Moderne Katholiken
Léon Bloy sah die Ungeheuerlichkeiten unserer Zeit bereits in den Symptomen seiner Zeit vorgebildet. Im Jahre 1900 schreibt er:
"Nur sehr wenige lebendige Seelen, denen das Blut Jesu noch wert ist,
stehen einer ungeheuren Menge gegenüber, die keiner gezählt hat. Es ist
die 'unendliche Schar derer, die im Angesichte des Lammes vor dem
Throne stehen, angetan mit weißen Kleidern und Palmen in den Händen'.
Das sind die modernen Katholiken. Endlos ist ihr Aufmarsch auf der
großen Himmelswiese. Dann sieht man plötzlich, daß die Vögel aus der
Luft fallen, daß die Blumen absterben, daß alles bei ihrem Vorbeimarsch
stirbt; daß sie einen Strom der Verwesung hinter sich zurücklassen, und
wenn man sie berührt, ist man scheinbar für immer vergiftet wie
Philoktet.
Diese Greuel gehören zum 19. Jahrhundert.

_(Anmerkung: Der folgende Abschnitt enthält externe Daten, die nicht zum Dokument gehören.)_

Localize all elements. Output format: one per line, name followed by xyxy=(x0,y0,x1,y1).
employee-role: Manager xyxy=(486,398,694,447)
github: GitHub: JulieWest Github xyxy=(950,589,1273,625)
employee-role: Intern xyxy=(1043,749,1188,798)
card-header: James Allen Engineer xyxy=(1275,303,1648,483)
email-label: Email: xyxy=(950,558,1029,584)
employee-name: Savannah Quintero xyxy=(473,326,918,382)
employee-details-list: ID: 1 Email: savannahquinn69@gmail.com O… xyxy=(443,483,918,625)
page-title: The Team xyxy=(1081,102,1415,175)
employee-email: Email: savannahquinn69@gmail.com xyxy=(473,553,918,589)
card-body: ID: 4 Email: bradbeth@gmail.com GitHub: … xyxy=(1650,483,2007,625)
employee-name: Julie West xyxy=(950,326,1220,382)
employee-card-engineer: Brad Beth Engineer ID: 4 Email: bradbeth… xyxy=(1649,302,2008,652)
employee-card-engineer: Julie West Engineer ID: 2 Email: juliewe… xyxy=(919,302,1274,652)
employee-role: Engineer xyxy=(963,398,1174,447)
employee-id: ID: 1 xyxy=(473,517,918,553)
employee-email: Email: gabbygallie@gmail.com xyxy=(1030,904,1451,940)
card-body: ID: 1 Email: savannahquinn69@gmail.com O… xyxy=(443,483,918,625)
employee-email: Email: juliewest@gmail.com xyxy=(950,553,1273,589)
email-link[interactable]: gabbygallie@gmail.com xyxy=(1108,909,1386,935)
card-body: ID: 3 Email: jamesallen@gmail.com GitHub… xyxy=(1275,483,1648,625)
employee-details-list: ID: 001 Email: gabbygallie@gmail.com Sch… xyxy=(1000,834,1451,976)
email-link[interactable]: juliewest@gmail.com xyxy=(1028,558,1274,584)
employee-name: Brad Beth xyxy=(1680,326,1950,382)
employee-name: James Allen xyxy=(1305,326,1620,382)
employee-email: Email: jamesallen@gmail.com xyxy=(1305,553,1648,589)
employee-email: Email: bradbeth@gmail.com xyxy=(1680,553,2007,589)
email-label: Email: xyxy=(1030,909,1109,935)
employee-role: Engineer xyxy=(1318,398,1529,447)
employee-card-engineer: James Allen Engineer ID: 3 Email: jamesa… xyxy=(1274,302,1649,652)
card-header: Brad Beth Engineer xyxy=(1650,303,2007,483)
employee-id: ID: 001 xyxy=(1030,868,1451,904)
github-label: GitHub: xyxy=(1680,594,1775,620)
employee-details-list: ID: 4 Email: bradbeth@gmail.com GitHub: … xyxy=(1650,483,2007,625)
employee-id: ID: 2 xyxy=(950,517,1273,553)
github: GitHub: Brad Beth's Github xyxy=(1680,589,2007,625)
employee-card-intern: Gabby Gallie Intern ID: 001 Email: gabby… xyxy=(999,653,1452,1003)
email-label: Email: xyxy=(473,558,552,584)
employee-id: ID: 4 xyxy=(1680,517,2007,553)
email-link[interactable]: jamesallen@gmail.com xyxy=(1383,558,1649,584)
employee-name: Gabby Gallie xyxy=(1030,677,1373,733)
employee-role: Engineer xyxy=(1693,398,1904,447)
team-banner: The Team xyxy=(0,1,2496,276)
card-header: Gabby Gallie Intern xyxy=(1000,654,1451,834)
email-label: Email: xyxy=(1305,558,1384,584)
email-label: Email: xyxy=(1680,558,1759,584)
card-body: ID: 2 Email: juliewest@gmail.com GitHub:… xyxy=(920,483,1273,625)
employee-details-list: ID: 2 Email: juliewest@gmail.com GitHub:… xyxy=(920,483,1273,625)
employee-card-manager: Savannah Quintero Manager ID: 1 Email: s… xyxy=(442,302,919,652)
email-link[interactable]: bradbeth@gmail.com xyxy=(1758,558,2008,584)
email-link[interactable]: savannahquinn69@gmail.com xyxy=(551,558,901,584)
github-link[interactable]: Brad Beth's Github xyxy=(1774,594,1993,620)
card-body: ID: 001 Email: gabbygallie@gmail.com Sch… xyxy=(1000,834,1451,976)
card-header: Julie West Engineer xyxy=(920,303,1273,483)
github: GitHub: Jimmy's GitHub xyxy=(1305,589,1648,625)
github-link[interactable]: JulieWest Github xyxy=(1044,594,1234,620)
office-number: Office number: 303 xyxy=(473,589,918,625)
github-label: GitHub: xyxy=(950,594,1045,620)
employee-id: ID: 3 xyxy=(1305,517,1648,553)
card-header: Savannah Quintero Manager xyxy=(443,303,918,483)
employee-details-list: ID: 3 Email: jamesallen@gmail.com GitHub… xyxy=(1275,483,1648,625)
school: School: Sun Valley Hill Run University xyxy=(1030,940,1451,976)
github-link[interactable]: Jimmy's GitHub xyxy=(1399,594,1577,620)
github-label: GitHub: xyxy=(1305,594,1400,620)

In anderen Zeiten fiel man
mutig von der heiligen Einheit ab. Man war unbefangen und entschieden
ein Renegat. Man empfing den Leib Christi und verkaufte ihn dann ohne
Zögern, als hätte man einem Armen helfen müssen. Es ging im ganzen
anständig zu, und man war offen und ehrlich ein Judas. Heute aber ist
das etwas anderes. Seit zwanzig Jahren schreibe ich immer wieder
darüber. Nie gab es etwas so Widerwärtiges, etwas so restlos
Verabscheuungswürdiges wie die heutige katholische Gesellschaft (...),
und ich will lieber nicht danach fragen, was wohl mit größerer
Gewißheit das Feuer vom Himmel herabrufen könnte ... "
Léon Bloy: "Das Blut der Armen" 1909; der Anfang, zitiert nach dem
deutschen Text in: Bloy: "Das Heil und die Armut", Heidelberg 1953, S.